Les partis politiques, les convictions qu’ils portent, les idéaux qu’ils soulèvent, ont bien du mal à survivre à leur créateur. Si le Gaullisme est mort en 1970, ce que l’on pourrait déterminer comme le Lafleurisme a disparu en 2010. Cela tient pour une part à la volonté des « successeurs » de s’affranchir du dogme, et d’autre part à leur incapacité intellectuelle et politique à poursuivre l’œuvre.

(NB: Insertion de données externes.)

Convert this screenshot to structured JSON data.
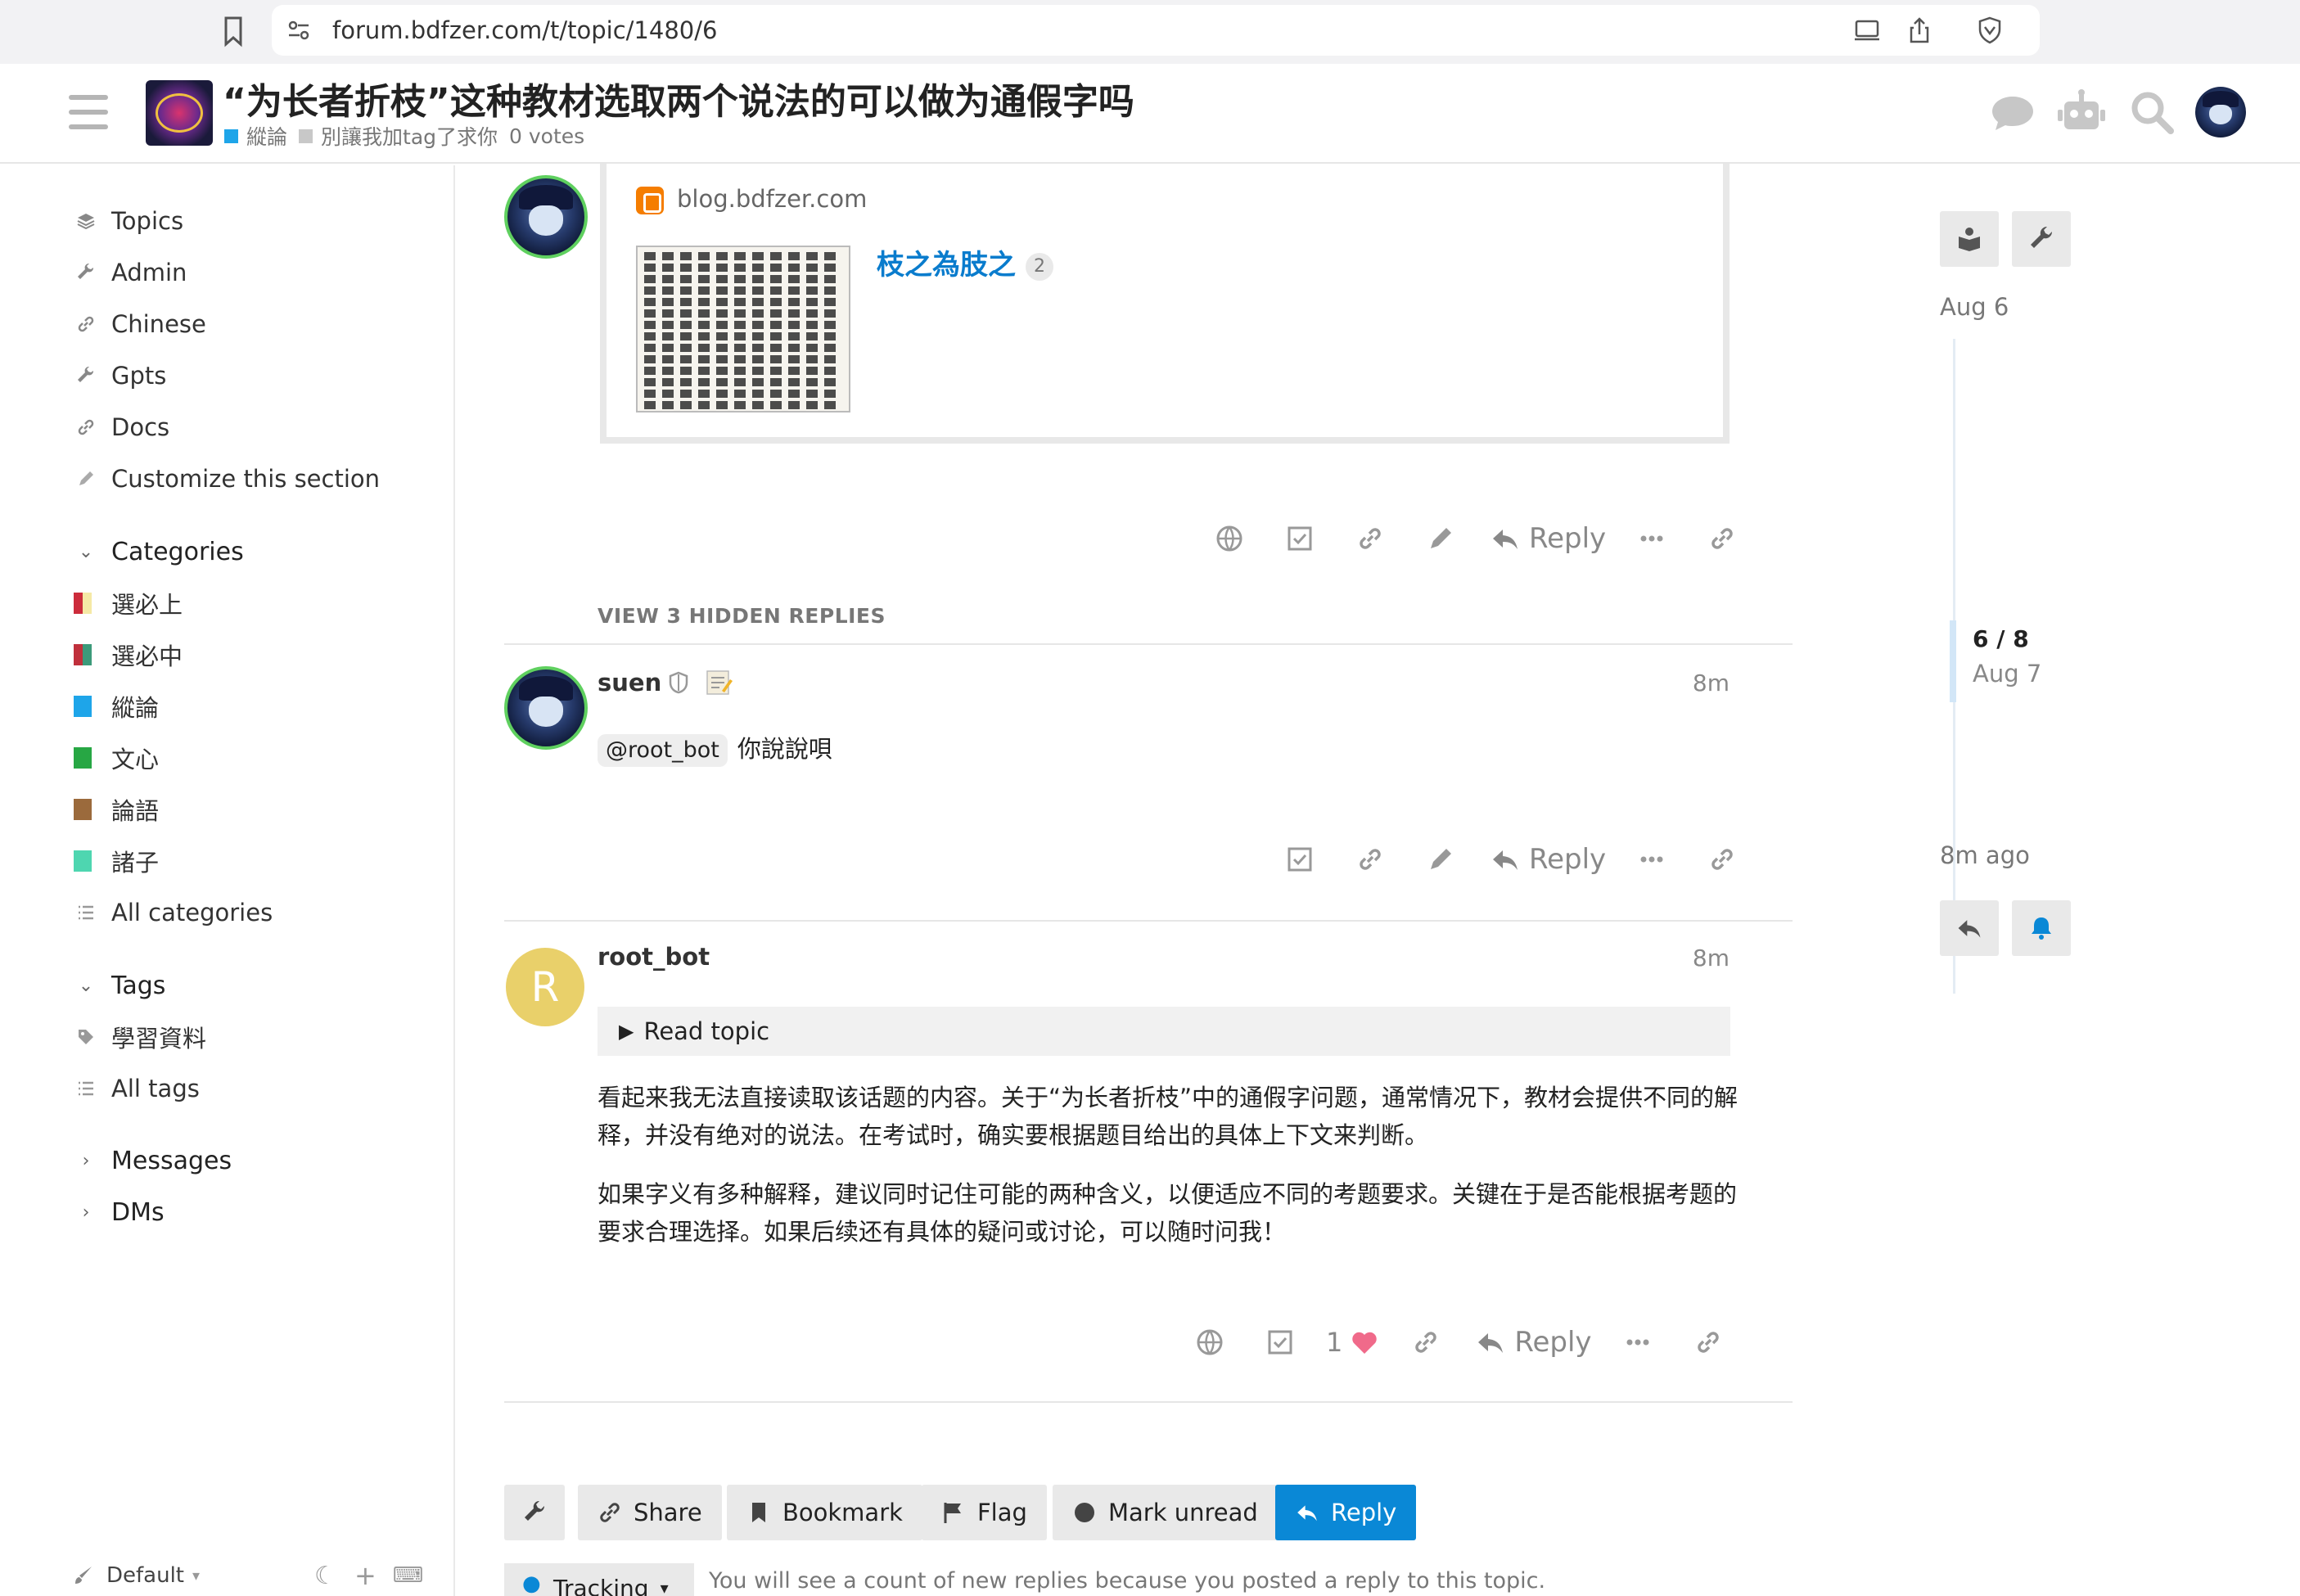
{
  "browser": {
    "url": "forum.bdfzer.com/t/topic/1480/6"
  },
  "header": {
    "title": "“为长者折枝”这种教材选取两个说法的可以做为通假字吗",
    "category": "縱論",
    "category_color": "#1ea5e9",
    "tag": "別讓我加tag了求你",
    "votes": "0 votes"
  },
  "sidebar": {
    "links": [
      {
        "label": "Topics",
        "icon": "layers-icon"
      },
      {
        "label": "Admin",
        "icon": "wrench-icon"
      },
      {
        "label": "Chinese",
        "icon": "link-icon"
      },
      {
        "label": "Gpts",
        "icon": "wrench-icon"
      },
      {
        "label": "Docs",
        "icon": "link-icon"
      },
      {
        "label": "Customize this section",
        "icon": "pencil-icon"
      }
    ],
    "categories_heading": "Categories",
    "categories": [
      {
        "label": "選必上",
        "colors": [
          "#cc2c3b",
          "#f5e9a6"
        ]
      },
      {
        "label": "選必中",
        "colors": [
          "#c0303c",
          "#3c9a7a"
        ]
      },
      {
        "label": "縱論",
        "colors": [
          "#1ea5e9",
          "#1ea5e9"
        ]
      },
      {
        "label": "文心",
        "colors": [
          "#27a744",
          "#27a744"
        ]
      },
      {
        "label": "論語",
        "colors": [
          "#9b6a3c",
          "#9b6a3c"
        ]
      },
      {
        "label": "諸子",
        "colors": [
          "#4ed6b0",
          "#4ed6b0"
        ]
      }
    ],
    "all_categories": "All categories",
    "tags_heading": "Tags",
    "tags": [
      {
        "label": "學習資料"
      }
    ],
    "all_tags": "All tags",
    "messages": "Messages",
    "dms": "DMs",
    "footer_theme": "Default"
  },
  "posts": {
    "onebox_site": "blog.bdfzer.com",
    "onebox_title": "枝之為肢之",
    "onebox_count": "2",
    "reply_label": "Reply",
    "hidden_replies": "VIEW 3 HIDDEN REPLIES",
    "post2": {
      "username": "suen",
      "time": "8m",
      "mention": "@root_bot",
      "text": "你說說唄"
    },
    "post3": {
      "username": "root_bot",
      "avatar_letter": "R",
      "time": "8m",
      "details": "Read topic",
      "para1": "看起来我无法直接读取该话题的内容。关于“为长者折枝”中的通假字问题，通常情况下，教材会提供不同的解释，并没有绝对的说法。在考试时，确实要根据题目给出的具体上下文来判断。",
      "para2": "如果字义有多种解释，建议同时记住可能的两种含义，以便适应不同的考题要求。关键在于是否能根据考题的要求合理选择。如果后续还有具体的疑问或讨论，可以随时问我！",
      "likes": "1"
    }
  },
  "footer": {
    "share": "Share",
    "bookmark": "Bookmark",
    "flag": "Flag",
    "mark_unread": "Mark unread",
    "reply": "Reply",
    "tracking": "Tracking",
    "tracking_note": "You will see a count of new replies because you posted a reply to this topic."
  },
  "timeline": {
    "start_date": "Aug 6",
    "position": "6 / 8",
    "position_date": "Aug 7",
    "end_label": "8m ago"
  }
}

Tout Jacques Lafleur est dans le discours du stade Brunelet de 1977, fondateur du RPCR, dans lequel il partage non seulement sa vision, mais les fondements de ce auquel il croyait et dont il ne s’est jamais écarté durant toute sa vie politique. Le dialogue y tient une place tellement prépondérante qu’il l’assène dès l’introduction par une formule dont il ne déviera jamais : « il faut se rassembler sur l’essentiel ». Mais il faut aussi lire la suite, lorsqu’il appelle à oublier les vaines querelles du passé, à « donner le pas aux forces qui nous unissent sur celles qui nous divisent, à préférer à la lutte contre des hommes le combat pour des idées, à affirmer la personnalité de notre société dans l’union et la compréhension entre toutes les ethnies ». Ces impératifs qui, disait-il, doivent nous permettre de « relever ensemble le défi calédonien ». C’est ce credo qui le conduira à la poignée de main avec Jean-Marie Tjibaou dont tout le monde, à l’heure des commémorations d’Ouvéa salue le courage et l’audace, puis à faire avaliser la géniale idée de solution consensuelle, prémices de l’accord de Nouméa, du rééquilibrage, du développement et de la paix.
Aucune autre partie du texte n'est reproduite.